My chest tightens and frustratingly, my eyes prickle. “Damn you. Damn you, Liam. She is not a part of this. She is dead. You told me so yourself.”

“You’re still his daughter. And they, whoever the hell they are, can’t take that from you any more than I’m letting them take you from me.”

His words both carve me open and fill some deep hole in my soul. An eruption is coming, a vicious, intense… “Liam--”

He leans in and finally his lips brush mine, a soft, teasing caress. “Say my name again.”

“Liam,” I whisper more urgently but not because he’s told me to. Because there is a storm  brewing inside me that he has set fire to, and I can’t live through it tied to this post. “Liam I--”

His hand slips to my face, his lips covering mine, his tongue licking into my mouth in a velvety hot caress, followed by another. Yes, I think. Make it all go away. This is what I need. The escape. The escape.

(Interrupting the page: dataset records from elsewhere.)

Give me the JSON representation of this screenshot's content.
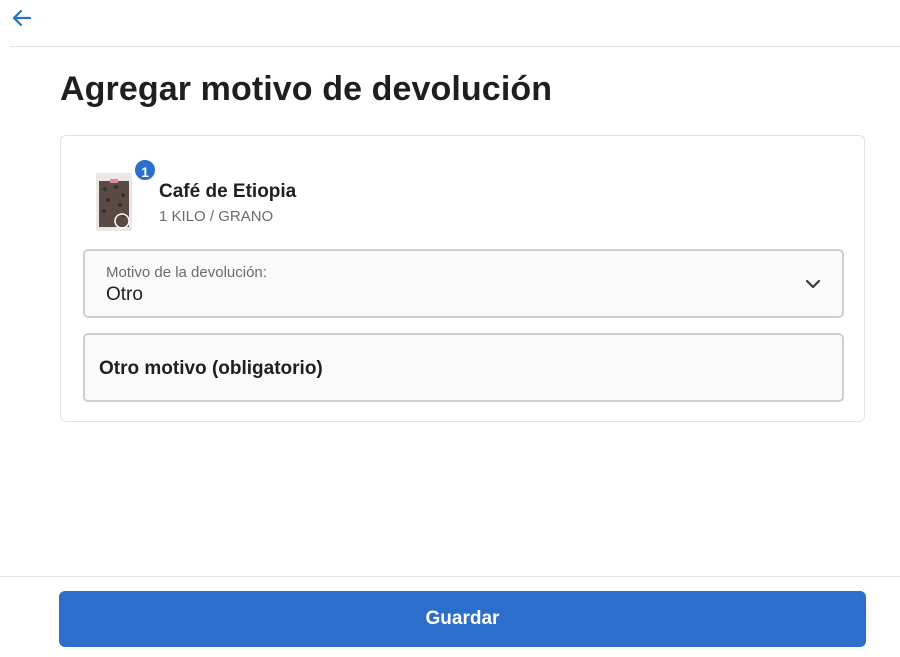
{
  "header": {
    "back_icon": "arrow-left-icon",
    "title": "Agregar motivo de devolución"
  },
  "product": {
    "quantity": "1",
    "name": "Café de Etiopia",
    "variant": "1 KILO / GRANO"
  },
  "return_reason": {
    "label": "Motivo de la devolución:",
    "value": "Otro",
    "icon": "chevron-down-icon"
  },
  "other_reason": {
    "placeholder": "Otro motivo (obligatorio)",
    "value": ""
  },
  "footer": {
    "save_label": "Guardar"
  },
  "colors": {
    "accent": "#2c6ecb",
    "text": "#1f1f1f",
    "muted": "#6b6b6b",
    "border": "#cfcfcf"
  }
}
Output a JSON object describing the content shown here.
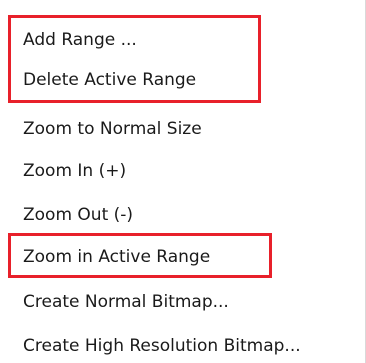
{
  "menu": {
    "items": [
      {
        "label": "Add Range ...",
        "highlighted": true,
        "highlight_group": 1
      },
      {
        "label": "Delete Active Range",
        "highlighted": true,
        "highlight_group": 1
      },
      {
        "label": "Zoom to Normal Size",
        "highlighted": false
      },
      {
        "label": "Zoom In (+)",
        "highlighted": false
      },
      {
        "label": "Zoom Out (-)",
        "highlighted": false
      },
      {
        "label": "Zoom in Active Range",
        "highlighted": true,
        "highlight_group": 2
      },
      {
        "label": "Create Normal Bitmap...",
        "highlighted": false
      },
      {
        "label": "Create High Resolution Bitmap...",
        "highlighted": false
      }
    ]
  },
  "colors": {
    "highlight_border": "#e8202a",
    "text": "#1a1a1a",
    "background": "#ffffff"
  }
}
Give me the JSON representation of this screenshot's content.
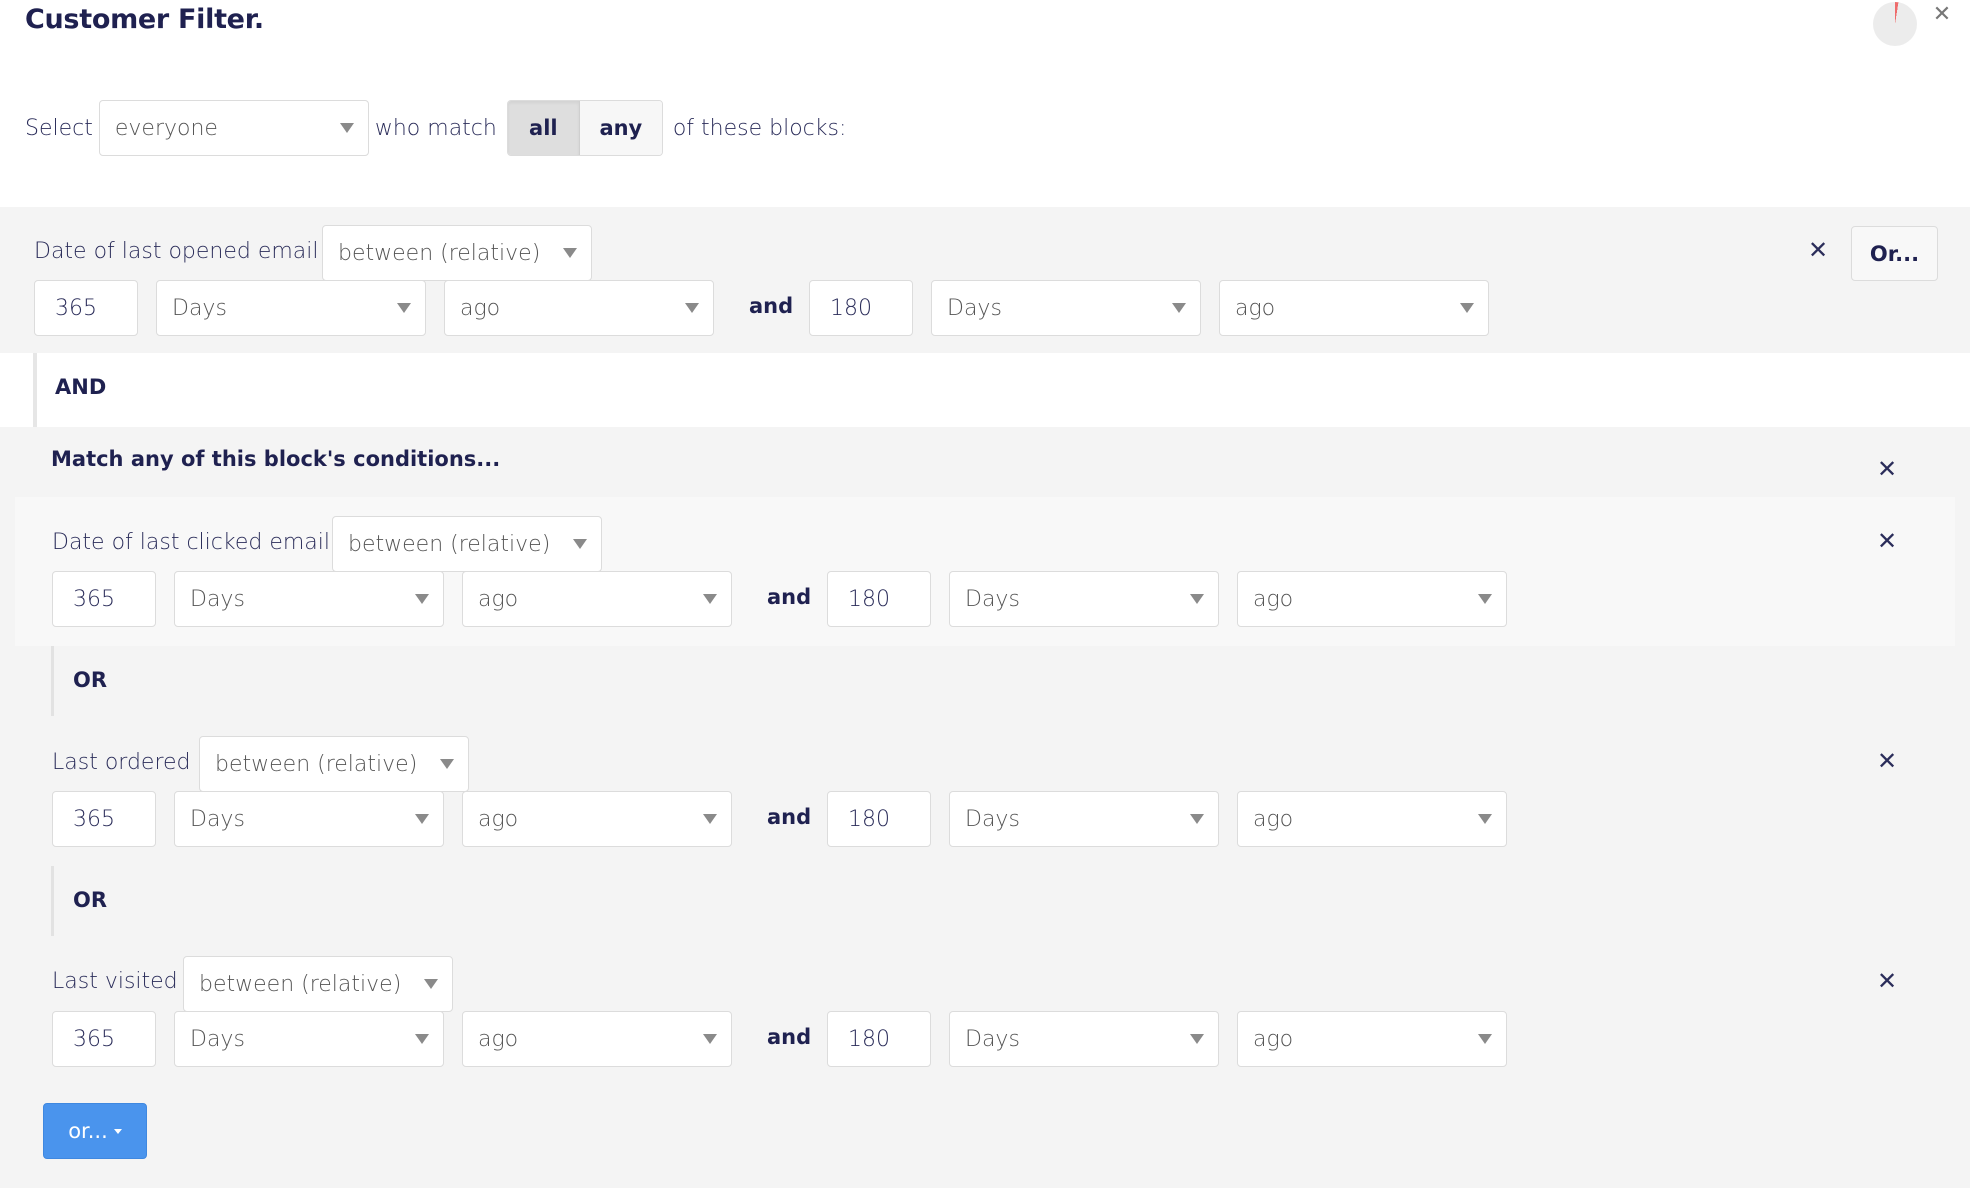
{
  "header": {
    "title": "Customer Filter.",
    "progress_fraction": 0.025,
    "progress_color": "#ee6b6b",
    "close_icon": "close-icon"
  },
  "select_row": {
    "select_label": "Select",
    "audience_value": "everyone",
    "who_match_label": "who match",
    "match_options": [
      {
        "label": "all",
        "active": true
      },
      {
        "label": "any",
        "active": false
      }
    ],
    "suffix_label": "of these blocks:"
  },
  "blocks": [
    {
      "conditions": [
        {
          "field": "Date of last opened email",
          "operator": "between (relative)",
          "from": {
            "amount": "365",
            "unit": "Days",
            "direction": "ago"
          },
          "connector": "and",
          "to": {
            "amount": "180",
            "unit": "Days",
            "direction": "ago"
          }
        }
      ],
      "or_button_label": "Or..."
    },
    {
      "header": "Match any of this block's conditions...",
      "conditions": [
        {
          "field": "Date of last clicked email",
          "operator": "between (relative)",
          "from": {
            "amount": "365",
            "unit": "Days",
            "direction": "ago"
          },
          "connector": "and",
          "to": {
            "amount": "180",
            "unit": "Days",
            "direction": "ago"
          }
        },
        {
          "field": "Last ordered",
          "operator": "between (relative)",
          "from": {
            "amount": "365",
            "unit": "Days",
            "direction": "ago"
          },
          "connector": "and",
          "to": {
            "amount": "180",
            "unit": "Days",
            "direction": "ago"
          }
        },
        {
          "field": "Last visited",
          "operator": "between (relative)",
          "from": {
            "amount": "365",
            "unit": "Days",
            "direction": "ago"
          },
          "connector": "and",
          "to": {
            "amount": "180",
            "unit": "Days",
            "direction": "ago"
          }
        }
      ],
      "condition_separator": "OR",
      "add_or_button_label": "or..."
    }
  ],
  "block_separator": "AND",
  "colors": {
    "text_primary": "#1f2150",
    "block_bg": "#f4f4f4",
    "accent_blue": "#4a94ed"
  }
}
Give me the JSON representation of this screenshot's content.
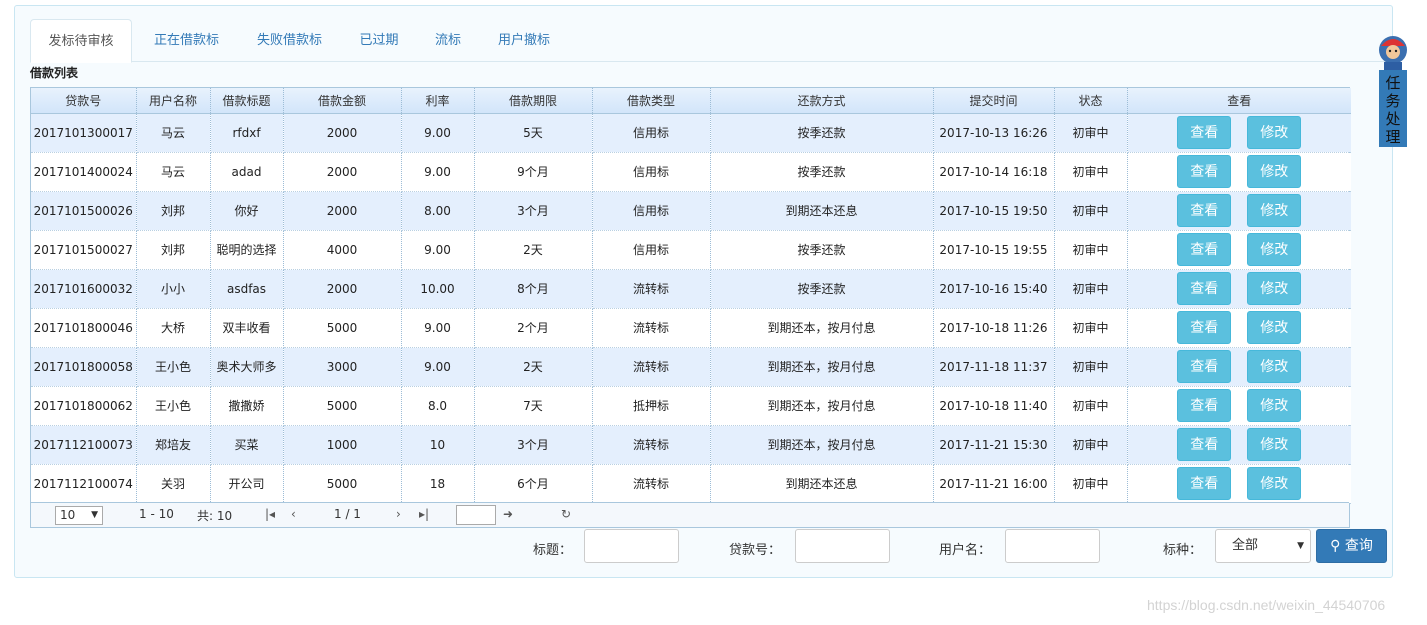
{
  "tabs": [
    {
      "label": "发标待审核",
      "active": true
    },
    {
      "label": "正在借款标"
    },
    {
      "label": "失败借款标"
    },
    {
      "label": "已过期"
    },
    {
      "label": "流标"
    },
    {
      "label": "用户撤标"
    }
  ],
  "list_title": "借款列表",
  "columns": [
    "贷款号",
    "用户名称",
    "借款标题",
    "借款金额",
    "利率",
    "借款期限",
    "借款类型",
    "还款方式",
    "提交时间",
    "状态",
    "查看"
  ],
  "rows": [
    [
      "2017101300017",
      "马云",
      "rfdxf",
      "2000",
      "9.00",
      "5天",
      "信用标",
      "按季还款",
      "2017-10-13 16:26",
      "初审中"
    ],
    [
      "2017101400024",
      "马云",
      "adad",
      "2000",
      "9.00",
      "9个月",
      "信用标",
      "按季还款",
      "2017-10-14 16:18",
      "初审中"
    ],
    [
      "2017101500026",
      "刘邦",
      "你好",
      "2000",
      "8.00",
      "3个月",
      "信用标",
      "到期还本还息",
      "2017-10-15 19:50",
      "初审中"
    ],
    [
      "2017101500027",
      "刘邦",
      "聪明的选择",
      "4000",
      "9.00",
      "2天",
      "信用标",
      "按季还款",
      "2017-10-15 19:55",
      "初审中"
    ],
    [
      "2017101600032",
      "小小",
      "asdfas",
      "2000",
      "10.00",
      "8个月",
      "流转标",
      "按季还款",
      "2017-10-16 15:40",
      "初审中"
    ],
    [
      "2017101800046",
      "大桥",
      "双丰收看",
      "5000",
      "9.00",
      "2个月",
      "流转标",
      "到期还本，按月付息",
      "2017-10-18 11:26",
      "初审中"
    ],
    [
      "2017101800058",
      "王小色",
      "奥术大师多",
      "3000",
      "9.00",
      "2天",
      "流转标",
      "到期还本，按月付息",
      "2017-11-18 11:37",
      "初审中"
    ],
    [
      "2017101800062",
      "王小色",
      "撒撒娇",
      "5000",
      "8.0",
      "7天",
      "抵押标",
      "到期还本，按月付息",
      "2017-10-18 11:40",
      "初审中"
    ],
    [
      "2017112100073",
      "郑培友",
      "买菜",
      "1000",
      "10",
      "3个月",
      "流转标",
      "到期还本，按月付息",
      "2017-11-21 15:30",
      "初审中"
    ],
    [
      "2017112100074",
      "关羽",
      "开公司",
      "5000",
      "18",
      "6个月",
      "流转标",
      "到期还本还息",
      "2017-11-21 16:00",
      "初审中"
    ]
  ],
  "row_actions": {
    "view": "查看",
    "edit": "修改"
  },
  "pager": {
    "page_size": "10",
    "range": "1 - 10",
    "total": "共: 10",
    "page": "1 / 1"
  },
  "filters": {
    "title_label": "标题：",
    "loan_no_label": "贷款号：",
    "username_label": "用户名：",
    "type_label": "标种：",
    "type_value": "全部",
    "search_label": "查询"
  },
  "side_task": "任务处理",
  "watermark": "https://blog.csdn.net/weixin_44540706"
}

“I’ve missed how you taste,” he murmurs, letting his lips trail over my cheek, my jaw, to my neck. “All of you.”

Tension coils inside me, part arousal, part storm, and I moan, tugging on my wrists that are too snugly held in place. Panic rises inside me. I don’t like feeling trapped. Not now. Not tonight and in this moment. “Untie me,” I whisper.

He flicks me a look, stroking my nipple and sending a wave of sensation colliding with my erupting emotions. “Not yet.”

“Liam, untie me!”

Leaning back to inspect me, his expression is stunned, in obvious confusion, and I try to explain what I barely understand.  “I need...I just need to be untied. I need to be untied now.”

He reaches behind me and releases me. The minute I’m free, my reaction is instinctive. I wrap my arms around his neck and my fingers are in his hair. “And I need you to hold me. I need--”

“Me too, baby,” he replies, his voice low, raspy. “Me too.” His mouth comes down on mine and he is kissing me, sweet wonderful, passionate kisses, and somehow in this moment there is both wild heat and a peaceful sense of rightness all at once.

I press into Liam, molding my body to his, trying to get closer, to be lost in him and us. And I am lost.Touching him, tasting him, wrapped in the warm male scent of him to the point that I barely know how the rest of my uniform and bra get discarded, or how I end up on the bed, on my back.There is just him on top of me, the thick ridge of his erection pressing between my thighs and me aching for him to be inside me.

I lift my leg, pressing my foot into his lower back, arching into him. “Liam,” I whisper, desperate to have him inside me.

His hand slips under my backside, cradling my body. “I’m the one who’s scared,” he whispers, stroking my cheek, dragging his fingers down my neck again, caressing my shoulder, and then cradling my breast in his palm.“I can’t lose you.”

“You won’t.”

“I almost did.”

“But I’m here now.”

“And you have no idea how much I want to lock you away and throw away the key until I destroy every asshole who ever hurt you.” He presses inside me, and for a fleeting moment I think about the condom we don’t have, the pills I haven’t taken for fear I’m pregnant. But I don’t resist. I don’t fear. I’m pregnant. I know it. I feel it and I saw it in his eyes on the plane. He knows, too, or maybe he just thinks I’m still taking the pill. I lose the thought when Liam drives deep inside me, buries himself until he can go no further. We stay there as if we are savoring the moment, anticipating the next. The sound of our breathing fills the air, melding together. Seconds pass and I hear the clock ticking, building tension.